The piece, titled "The Deadly Choices at Memorial," became a collaborative work involving ProPublica and the Times Magazine. In a letter to readers, Gerald Marzorati, then-editor of the magazine, wrote that "the article has been shaped not only by ProPublica but by Times editors; it passed through the magazine's normal editing process; and it was read and read again by the paper's top management as well as that of ProPublica."

According to Fink, the additional eyes on her work were more a blessing than a hindrance. ProPublica provided editorial, legal and financial support for the research and writing of the story, and the Times Magazine "provided additional layers of editing, fact-checking and lawyering as well as terrific art, design and photography," Fink says. "One of the biggest challenges―working with multiple editors at two very different institutions — turned into a big upside, because it meant getting diverse input and guidance from really smart, experienced people.
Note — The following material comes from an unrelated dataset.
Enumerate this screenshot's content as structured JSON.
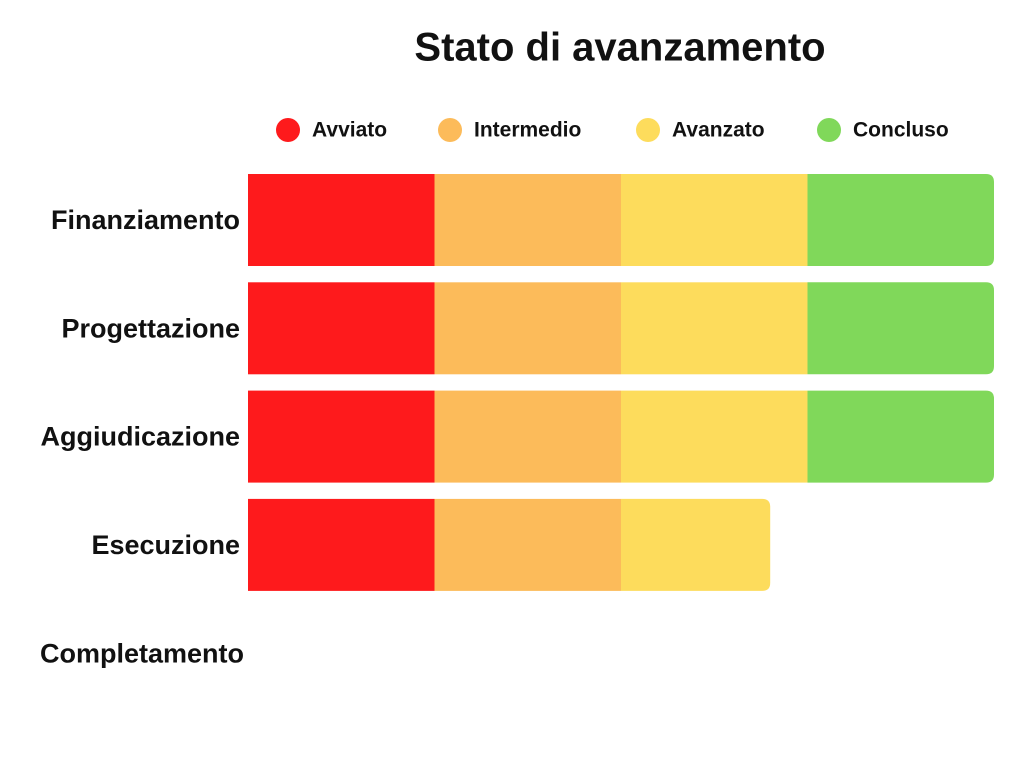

The success of the story is owed to them."

The collaboration paid off handsomely. Fink's piece won the 2010 Pulitzer Prize for Investigative Reporting, the 2010 Dart Award for Excellence in Coverage of Trauma and the 2010 National Magazine Award for Reporting. Thanks to collaboration, Fink's piece was able to reach a larger audience than it would have on its own.

In the past three years, ProPublica has partnered with a variety of media outlets, from well-known outlets like ABC News and the Chicago Tribune to niche publications like Amazon's Kindle Singles. In addition to the Pulitzer Prize for Fink's piece, ProPublica's series on the actions of Wall Street bankers during the economic crisis, published in partnership with Amazon, won the 2011 Pulitzer Prize for National Reporting.

While some might worry the advent of collaboration signals the end of competitive journalism, Glaser is quick to assert that's not the case at all. "I think, in general, there will still be a push to get things first, and there's still so much different media, I can't see them all getting to a point where they are no longer competing," he says. "We don't expect this to be a soft-focus campfire scene with people singing 'Kumbaya' and holding hands."